Congress has extended benefits three times and will likely have to do so again. The added benefits are also putting a big strain on states — whose budgets are already hurting — because state unemployment insurance funds have been severely drained by this recession.
Tight credit is also dampening growth for many small businesses, a critically important sector that creates the bulk of new jobs. Small- and mid-size banks that typically lend to small businesses are still working through a big pile of bad loans. That's made bankers a lots choosier about who they'll lend too.
Labor sector recovery uneven
The improvement in the job market, like the underlying economic recovery, is playing out unevenly. Unemployment remains highest in those parts of the country hit hardest by the housing bust, along with Midwest states that rely heavily on manufacturing.
The jobless rate for adult men was 10 percent in March, two points higher than for women. The rate for African-American workers was nearly twice as high as that for whites; older workers are generally faring better than younger workers.
The March data echoed reports from recruiters and staffing companies that they began to see job demand perk up at the beginning of the year. Job growth typically lags in an economic recovery as businesses slowly gain confidence that the upturn will sustain itself.
Until that confidence returns, many employers have been meeting increased demand for their products and services by adding overtime - or just asking existing employees to work harder. That's a big reason productivity numbers shot been through the roof for the last two quarters. But eventually, worn out workers need help in the form of new co-workers.

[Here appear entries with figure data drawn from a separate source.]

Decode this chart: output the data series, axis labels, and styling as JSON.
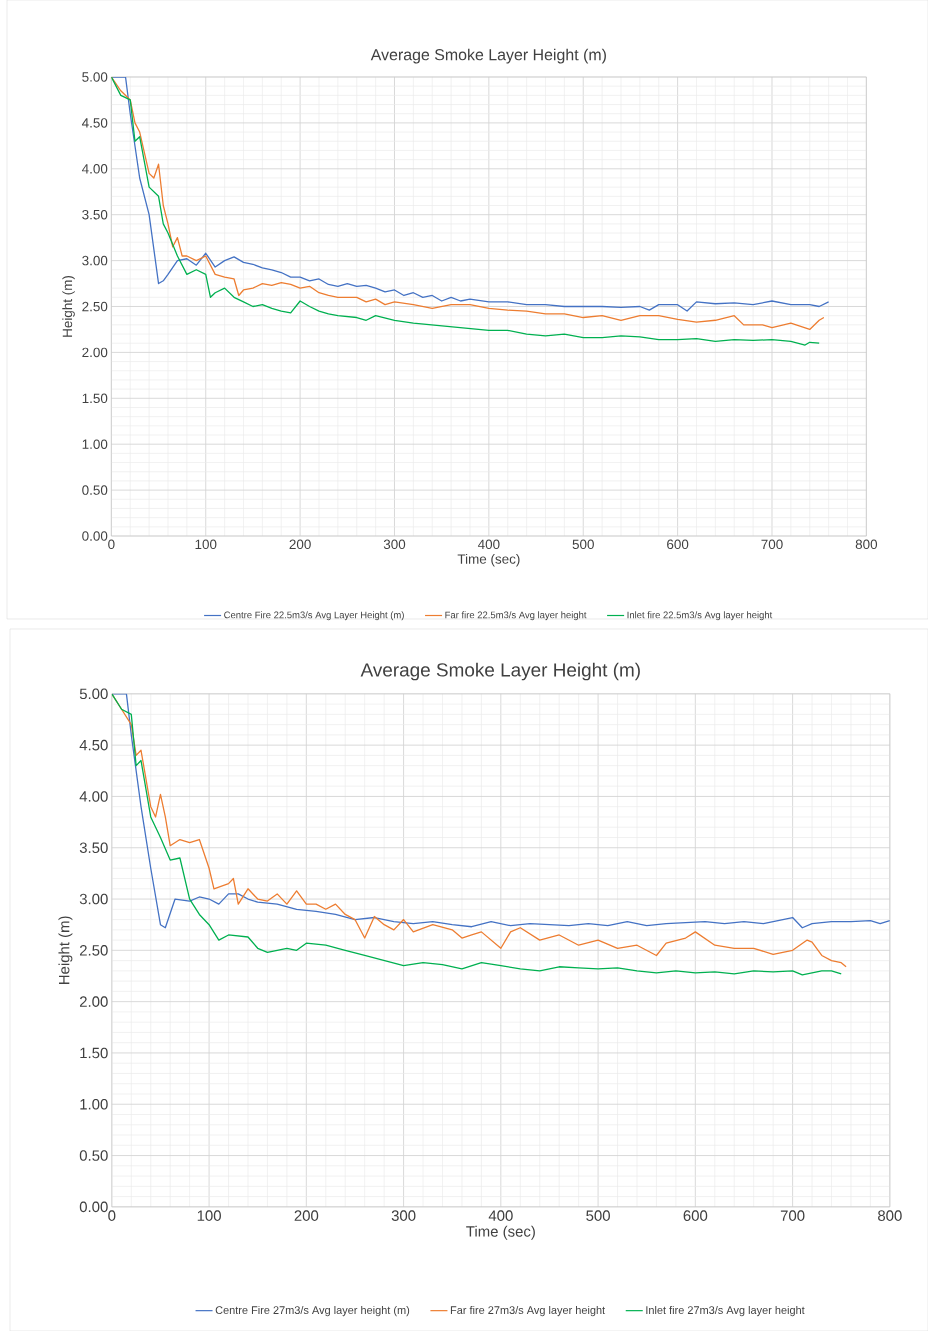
{
  "chart_data": [
    {
      "type": "line",
      "title": "Average Smoke Layer Height (m)",
      "xlabel": "Time (sec)",
      "ylabel": "Height (m)",
      "xlim": [
        0,
        800
      ],
      "ylim": [
        0,
        5
      ],
      "xticks": [
        0,
        100,
        200,
        300,
        400,
        500,
        600,
        700,
        800
      ],
      "yticks": [
        {
          "value": 0,
          "label": "0.00"
        },
        {
          "value": 0.5,
          "label": "0.50"
        },
        {
          "value": 1,
          "label": "1.00"
        },
        {
          "value": 1.5,
          "label": "1.50"
        },
        {
          "value": 2,
          "label": "2.00"
        },
        {
          "value": 2.5,
          "label": "2.50"
        },
        {
          "value": 3,
          "label": "3.00"
        },
        {
          "value": 3.5,
          "label": "3.50"
        },
        {
          "value": 4,
          "label": "4.00"
        },
        {
          "value": 4.5,
          "label": "4.50"
        },
        {
          "value": 5,
          "label": "5.00"
        }
      ],
      "grid": true,
      "legend": "bottom",
      "series": [
        {
          "name": "Centre Fire 22.5m3/s Avg Layer Height (m)",
          "color": "#4472c4",
          "x": [
            0,
            15,
            20,
            30,
            40,
            50,
            55,
            60,
            70,
            80,
            90,
            100,
            110,
            120,
            130,
            140,
            150,
            160,
            170,
            180,
            190,
            200,
            210,
            220,
            230,
            240,
            250,
            260,
            270,
            280,
            290,
            300,
            310,
            320,
            330,
            340,
            350,
            360,
            370,
            380,
            400,
            420,
            440,
            460,
            480,
            500,
            520,
            540,
            560,
            570,
            580,
            600,
            610,
            620,
            640,
            660,
            680,
            700,
            720,
            740,
            750,
            760
          ],
          "values": [
            5.0,
            5.0,
            4.6,
            3.9,
            3.5,
            2.75,
            2.78,
            2.85,
            3.0,
            3.02,
            2.95,
            3.08,
            2.93,
            3.0,
            3.04,
            2.98,
            2.96,
            2.92,
            2.9,
            2.87,
            2.82,
            2.82,
            2.78,
            2.8,
            2.74,
            2.72,
            2.75,
            2.72,
            2.73,
            2.7,
            2.66,
            2.68,
            2.62,
            2.65,
            2.6,
            2.62,
            2.56,
            2.6,
            2.56,
            2.58,
            2.55,
            2.55,
            2.52,
            2.52,
            2.5,
            2.5,
            2.5,
            2.49,
            2.5,
            2.46,
            2.52,
            2.52,
            2.45,
            2.55,
            2.53,
            2.54,
            2.52,
            2.56,
            2.52,
            2.52,
            2.5,
            2.55
          ]
        },
        {
          "name": "Far fire 22.5m3/s Avg layer height",
          "color": "#ed7d31",
          "x": [
            0,
            10,
            20,
            25,
            30,
            40,
            45,
            50,
            55,
            60,
            65,
            70,
            75,
            80,
            90,
            100,
            110,
            120,
            130,
            135,
            140,
            150,
            160,
            170,
            180,
            190,
            200,
            210,
            220,
            230,
            240,
            260,
            270,
            280,
            290,
            300,
            320,
            340,
            360,
            380,
            400,
            420,
            440,
            460,
            480,
            500,
            520,
            540,
            560,
            580,
            600,
            620,
            640,
            660,
            670,
            690,
            700,
            720,
            740,
            750,
            755
          ],
          "values": [
            5.0,
            4.85,
            4.75,
            4.5,
            4.4,
            3.95,
            3.9,
            4.05,
            3.6,
            3.4,
            3.15,
            3.25,
            3.05,
            3.05,
            3.0,
            3.05,
            2.85,
            2.82,
            2.8,
            2.62,
            2.68,
            2.7,
            2.75,
            2.73,
            2.76,
            2.74,
            2.7,
            2.72,
            2.65,
            2.62,
            2.6,
            2.6,
            2.55,
            2.58,
            2.52,
            2.55,
            2.52,
            2.48,
            2.52,
            2.52,
            2.48,
            2.46,
            2.45,
            2.42,
            2.42,
            2.38,
            2.4,
            2.35,
            2.4,
            2.4,
            2.36,
            2.33,
            2.35,
            2.4,
            2.3,
            2.3,
            2.27,
            2.32,
            2.25,
            2.35,
            2.38
          ]
        },
        {
          "name": "Inlet fire 22.5m3/s Avg layer height",
          "color": "#00b050",
          "x": [
            0,
            10,
            20,
            25,
            30,
            40,
            50,
            55,
            60,
            70,
            80,
            90,
            100,
            105,
            110,
            120,
            130,
            140,
            150,
            160,
            170,
            180,
            190,
            200,
            210,
            220,
            230,
            240,
            260,
            270,
            280,
            300,
            320,
            340,
            360,
            380,
            400,
            420,
            440,
            460,
            480,
            500,
            520,
            540,
            560,
            580,
            600,
            620,
            640,
            660,
            680,
            700,
            720,
            735,
            740,
            750
          ],
          "values": [
            5.0,
            4.8,
            4.75,
            4.3,
            4.35,
            3.8,
            3.7,
            3.4,
            3.3,
            3.05,
            2.85,
            2.9,
            2.85,
            2.6,
            2.65,
            2.7,
            2.6,
            2.55,
            2.5,
            2.52,
            2.48,
            2.45,
            2.43,
            2.56,
            2.5,
            2.45,
            2.42,
            2.4,
            2.38,
            2.35,
            2.4,
            2.35,
            2.32,
            2.3,
            2.28,
            2.26,
            2.24,
            2.24,
            2.2,
            2.18,
            2.2,
            2.16,
            2.16,
            2.18,
            2.17,
            2.14,
            2.14,
            2.15,
            2.12,
            2.14,
            2.13,
            2.14,
            2.12,
            2.08,
            2.11,
            2.1
          ]
        }
      ]
    },
    {
      "type": "line",
      "title": "Average Smoke Layer Height (m)",
      "xlabel": "Time (sec)",
      "ylabel": "Height (m)",
      "xlim": [
        0,
        800
      ],
      "ylim": [
        0,
        5
      ],
      "xticks": [
        0,
        100,
        200,
        300,
        400,
        500,
        600,
        700,
        800
      ],
      "yticks": [
        {
          "value": 0,
          "label": "0.00"
        },
        {
          "value": 0.5,
          "label": "0.50"
        },
        {
          "value": 1,
          "label": "1.00"
        },
        {
          "value": 1.5,
          "label": "1.50"
        },
        {
          "value": 2,
          "label": "2.00"
        },
        {
          "value": 2.5,
          "label": "2.50"
        },
        {
          "value": 3,
          "label": "3.00"
        },
        {
          "value": 3.5,
          "label": "3.50"
        },
        {
          "value": 4,
          "label": "4.00"
        },
        {
          "value": 4.5,
          "label": "4.50"
        },
        {
          "value": 5,
          "label": "5.00"
        }
      ],
      "grid": true,
      "legend": "bottom",
      "series": [
        {
          "name": "Centre Fire 27m3/s Avg layer height (m)",
          "color": "#4472c4",
          "x": [
            0,
            15,
            20,
            30,
            40,
            50,
            55,
            65,
            80,
            90,
            100,
            110,
            120,
            130,
            140,
            150,
            170,
            190,
            210,
            230,
            250,
            270,
            290,
            310,
            330,
            350,
            370,
            390,
            410,
            430,
            450,
            470,
            490,
            510,
            530,
            550,
            570,
            590,
            610,
            630,
            650,
            670,
            690,
            700,
            710,
            720,
            740,
            760,
            780,
            790,
            800
          ],
          "values": [
            5.0,
            5.0,
            4.6,
            3.9,
            3.3,
            2.75,
            2.72,
            3.0,
            2.98,
            3.02,
            3.0,
            2.95,
            3.05,
            3.05,
            3.0,
            2.97,
            2.95,
            2.9,
            2.88,
            2.85,
            2.8,
            2.82,
            2.78,
            2.76,
            2.78,
            2.75,
            2.73,
            2.78,
            2.74,
            2.76,
            2.75,
            2.74,
            2.76,
            2.74,
            2.78,
            2.74,
            2.76,
            2.77,
            2.78,
            2.76,
            2.78,
            2.76,
            2.8,
            2.82,
            2.72,
            2.76,
            2.78,
            2.78,
            2.79,
            2.76,
            2.79
          ]
        },
        {
          "name": "Far fire 27m3/s Avg layer height",
          "color": "#ed7d31",
          "x": [
            0,
            10,
            20,
            25,
            30,
            40,
            45,
            50,
            55,
            60,
            70,
            80,
            90,
            100,
            105,
            120,
            125,
            130,
            140,
            150,
            160,
            170,
            180,
            190,
            200,
            210,
            220,
            230,
            240,
            250,
            260,
            270,
            280,
            290,
            300,
            310,
            330,
            350,
            360,
            370,
            380,
            400,
            410,
            420,
            440,
            460,
            480,
            500,
            520,
            540,
            560,
            570,
            590,
            600,
            620,
            640,
            660,
            680,
            700,
            715,
            720,
            730,
            740,
            750,
            755
          ],
          "values": [
            5.0,
            4.85,
            4.7,
            4.4,
            4.45,
            3.9,
            3.8,
            4.02,
            3.8,
            3.52,
            3.58,
            3.55,
            3.58,
            3.3,
            3.1,
            3.15,
            3.2,
            2.95,
            3.1,
            3.0,
            2.98,
            3.05,
            2.95,
            3.08,
            2.95,
            2.95,
            2.9,
            2.95,
            2.85,
            2.8,
            2.62,
            2.83,
            2.75,
            2.7,
            2.8,
            2.68,
            2.75,
            2.7,
            2.62,
            2.65,
            2.68,
            2.52,
            2.68,
            2.72,
            2.6,
            2.65,
            2.55,
            2.6,
            2.52,
            2.55,
            2.45,
            2.57,
            2.62,
            2.68,
            2.55,
            2.52,
            2.52,
            2.46,
            2.5,
            2.6,
            2.58,
            2.45,
            2.4,
            2.38,
            2.34
          ]
        },
        {
          "name": "Inlet fire 27m3/s Avg layer height",
          "color": "#00b050",
          "x": [
            0,
            10,
            20,
            25,
            30,
            40,
            50,
            60,
            70,
            80,
            90,
            100,
            110,
            120,
            140,
            150,
            160,
            180,
            190,
            200,
            220,
            240,
            260,
            280,
            300,
            320,
            340,
            360,
            380,
            400,
            420,
            440,
            460,
            480,
            500,
            520,
            540,
            560,
            580,
            600,
            620,
            640,
            660,
            680,
            700,
            710,
            730,
            740,
            750
          ],
          "values": [
            5.0,
            4.85,
            4.8,
            4.3,
            4.35,
            3.8,
            3.6,
            3.38,
            3.4,
            3.0,
            2.85,
            2.75,
            2.6,
            2.65,
            2.63,
            2.52,
            2.48,
            2.52,
            2.5,
            2.57,
            2.55,
            2.5,
            2.45,
            2.4,
            2.35,
            2.38,
            2.36,
            2.32,
            2.38,
            2.35,
            2.32,
            2.3,
            2.34,
            2.33,
            2.32,
            2.33,
            2.3,
            2.28,
            2.3,
            2.28,
            2.29,
            2.27,
            2.3,
            2.29,
            2.3,
            2.26,
            2.3,
            2.3,
            2.27
          ]
        }
      ]
    }
  ]
}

"Productivity increases have been really dramatic," said Matt Ferguson, CEO of the online job site Career Builder. "And those probably can't continue at those levels for long term. As you get into the fall, there will be a realization that companies have to add back to hit whatever revenue projections are making as they go into 2011."
But even as the pace of hiring picks up, it may take years to see a return to employment levels before the worst recession since the 1930s. Even if 200,000 to 300,000 new jobs are created every month, it will be years before the heavy job losses of the past three years are reversed.
In the meantime, the economy will continue to struggle as homeowners recover from high debt levels and big losses in the value of their homes.
"The labor market continues to improve but the improvement is moderate and unfortunately too slow to cure the consumer credit (and) housing foreclosure issues very quickly," said John Silvia, the chief economist at Wells Fargo. "Curing a hangover takes more time than it took to get drunk."